I thought of those soul surfers recently when an old friend wrote to tell me of his experience of getting back into karate after having left it for more than twenty years. He is nearly sixty now, and he would be the first to admit that a lot of couch-camping has diminished his stamina and strength. Still, he’s determined to go as far as he can. He wants to retrace the steps along the Way he took earlier in life and, if possible, perhaps even to go past where he was before. Age and its limitations can slow one’s steps on this path. But the added wisdom and insights of maturity can make the journey more rewarding as well.

“I can judge my own progress and I don’t care about testing,” he told me.

I would agree with him wholeheartedly on the whole testing mess that has come to be a feature of karate and all the other budo.

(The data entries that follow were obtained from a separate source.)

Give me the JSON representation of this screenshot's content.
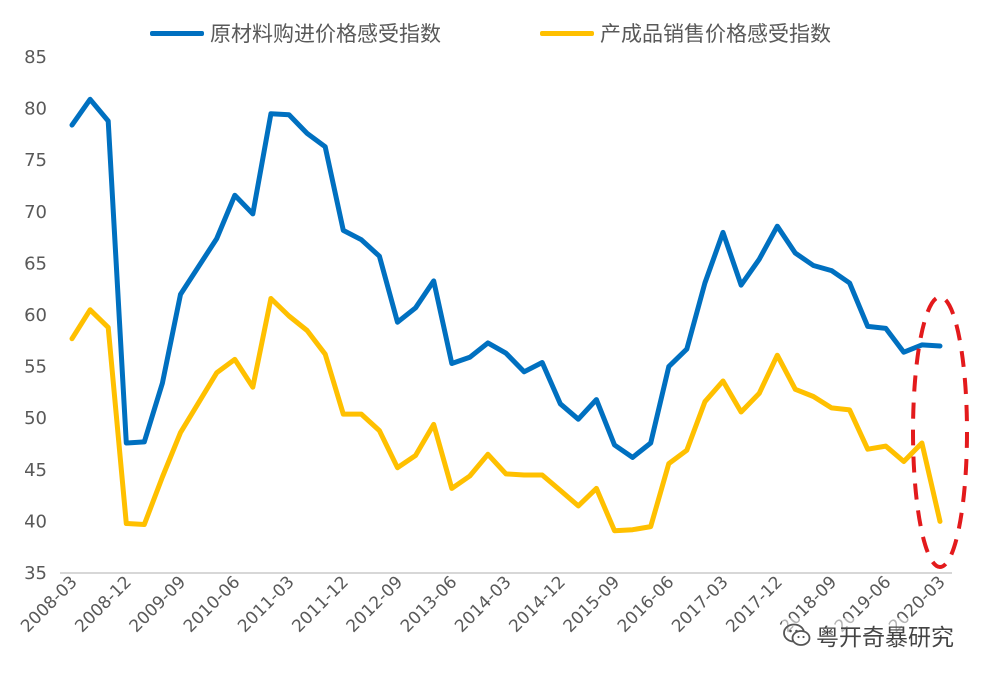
{
  "legend_position": "top-center",
  "watermark": {
    "icon": "wechat-icon",
    "text": "粤开奇暴研究"
  },
  "chart_data": {
    "type": "line",
    "title": "",
    "xlabel": "",
    "ylabel": "",
    "ylim": [
      35,
      85
    ],
    "yticks": [
      35,
      40,
      45,
      50,
      55,
      60,
      65,
      70,
      75,
      80,
      85
    ],
    "grid": false,
    "x": [
      "2008-03",
      "2008-06",
      "2008-09",
      "2008-12",
      "2009-03",
      "2009-06",
      "2009-09",
      "2009-12",
      "2010-03",
      "2010-06",
      "2010-09",
      "2010-12",
      "2011-03",
      "2011-06",
      "2011-09",
      "2011-12",
      "2012-03",
      "2012-06",
      "2012-09",
      "2012-12",
      "2013-03",
      "2013-06",
      "2013-09",
      "2013-12",
      "2014-03",
      "2014-06",
      "2014-09",
      "2014-12",
      "2015-03",
      "2015-06",
      "2015-09",
      "2015-12",
      "2016-03",
      "2016-06",
      "2016-09",
      "2016-12",
      "2017-03",
      "2017-06",
      "2017-09",
      "2017-12",
      "2018-03",
      "2018-06",
      "2018-09",
      "2018-12",
      "2019-03",
      "2019-06",
      "2019-09",
      "2019-12",
      "2020-03"
    ],
    "xtick_labels": [
      "2008-03",
      "2008-12",
      "2009-09",
      "2010-06",
      "2011-03",
      "2011-12",
      "2012-09",
      "2013-06",
      "2014-03",
      "2014-12",
      "2015-09",
      "2016-06",
      "2017-03",
      "2017-12",
      "2018-09",
      "2019-06",
      "2020-03"
    ],
    "series": [
      {
        "name": "原材料购进价格感受指数",
        "color": "#0070C0",
        "values": [
          78.4,
          80.9,
          78.8,
          47.6,
          47.7,
          53.4,
          62.0,
          64.7,
          67.4,
          71.6,
          69.8,
          79.5,
          79.4,
          77.6,
          76.3,
          68.2,
          67.3,
          65.7,
          59.3,
          60.7,
          63.3,
          55.3,
          55.9,
          57.3,
          56.3,
          54.5,
          55.4,
          51.4,
          49.9,
          51.8,
          47.4,
          46.2,
          47.6,
          55.0,
          56.7,
          63.1,
          68.0,
          62.9,
          65.4,
          68.6,
          66.0,
          64.8,
          64.3,
          63.1,
          58.9,
          58.7,
          56.4,
          57.1,
          57.0
        ]
      },
      {
        "name": "产成品销售价格感受指数",
        "color": "#FFC000",
        "values": [
          57.7,
          60.5,
          58.8,
          39.8,
          39.7,
          44.3,
          48.6,
          51.5,
          54.4,
          55.7,
          53.0,
          61.6,
          59.9,
          58.5,
          56.2,
          50.4,
          50.4,
          48.8,
          45.2,
          46.4,
          49.4,
          43.2,
          44.4,
          46.5,
          44.6,
          44.5,
          44.5,
          43.0,
          41.5,
          43.2,
          39.1,
          39.2,
          39.5,
          45.6,
          46.9,
          51.6,
          53.6,
          50.6,
          52.4,
          56.1,
          52.8,
          52.1,
          51.0,
          50.8,
          47.0,
          47.3,
          45.8,
          47.6,
          40.0
        ]
      }
    ],
    "annotation": {
      "type": "dashed-ellipse",
      "color": "#E31A1C",
      "target_category": "2020-03"
    }
  }
}
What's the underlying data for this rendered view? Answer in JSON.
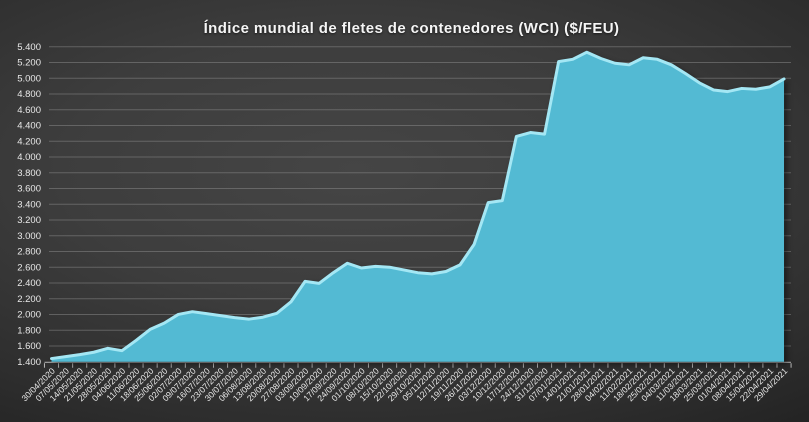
{
  "chart_data": {
    "type": "area",
    "title": "Índice mundial de fletes de contenedores (WCI) ($/FEU)",
    "xlabel": "",
    "ylabel": "",
    "ylim": [
      1400,
      5400
    ],
    "ytick_step": 200,
    "ytick_labels": [
      "1.400",
      "1.600",
      "1.800",
      "2.000",
      "2.200",
      "2.400",
      "2.600",
      "2.800",
      "3.000",
      "3.200",
      "3.400",
      "3.600",
      "3.800",
      "4.000",
      "4.200",
      "4.400",
      "4.600",
      "4.800",
      "5.000",
      "5.200",
      "5.400"
    ],
    "grid": true,
    "legend": "none",
    "x": [
      "30/04/2020",
      "07/05/2020",
      "14/05/2020",
      "21/05/2020",
      "28/05/2020",
      "04/06/2020",
      "11/06/2020",
      "18/06/2020",
      "25/06/2020",
      "02/07/2020",
      "09/07/2020",
      "16/07/2020",
      "23/07/2020",
      "30/07/2020",
      "06/08/2020",
      "13/08/2020",
      "20/08/2020",
      "27/08/2020",
      "03/09/2020",
      "10/09/2020",
      "17/09/2020",
      "24/09/2020",
      "01/10/2020",
      "08/10/2020",
      "15/10/2020",
      "22/10/2020",
      "29/10/2020",
      "05/11/2020",
      "12/11/2020",
      "19/11/2020",
      "26/11/2020",
      "03/12/2020",
      "10/12/2020",
      "17/12/2020",
      "24/12/2020",
      "31/12/2020",
      "07/01/2021",
      "14/01/2021",
      "21/01/2021",
      "28/01/2021",
      "04/02/2021",
      "11/02/2021",
      "18/02/2021",
      "25/02/2021",
      "04/03/2021",
      "11/03/2021",
      "18/03/2021",
      "25/03/2021",
      "01/04/2021",
      "08/04/2021",
      "15/04/2021",
      "22/04/2021",
      "29/04/2021"
    ],
    "values": [
      1440,
      1465,
      1490,
      1520,
      1570,
      1540,
      1670,
      1810,
      1890,
      2000,
      2035,
      2010,
      1985,
      1960,
      1940,
      1965,
      2015,
      2160,
      2420,
      2395,
      2530,
      2650,
      2590,
      2610,
      2600,
      2565,
      2530,
      2515,
      2545,
      2630,
      2890,
      3420,
      3445,
      4260,
      4310,
      4290,
      5210,
      5240,
      5330,
      5250,
      5190,
      5170,
      5260,
      5240,
      5170,
      5060,
      4940,
      4850,
      4830,
      4870,
      4860,
      4890,
      4990
    ],
    "colors": {
      "area_fill": "#53bad3",
      "area_edge": "#a4e7f4",
      "gridline": "#8c8c8c",
      "axis_line": "#a8a8a8",
      "tick": "#b8b8b8",
      "label_text": "#e9e9e9",
      "title_text": "#f5f5f5"
    }
  }
}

The more rank tests have become institutionalized as a part of budo training, the more vulnerable these arts have become to rot and to the insincerity of overcommercialism. Do you really think there is a noticeable, objective difference between a third-kyu and a first-kyu, for example? Testing has encouraged teachers to become stingy. If I give my student a rank that allows him to test people himself, those people no longer come to me to pay their testing fees. They go to my authorized student, depriving me of the income they represent. Naturally, placing all this emphasis on testing also cheats students by encouraging them to look at promotions as a real measure of their progress.

I would disagree, however, when my friend says he can judge his own progress. I doubt it. I have written probably more than anyone about the hypocrisy of modern budo ranking systems and their abuse. However, criticizing the unsavory elements attending to the ranking process is not the same as criticizing the system itself.

The surfers out there waiting to catch a wave, disdaining competitions, in it only for the love of it all, can argue a precedent of sorts. The native Hawaiians who originated the sport didn’t leave any record of contests. So the soul surfer might have a point in saying he’s returning to a purer moment in wave riding.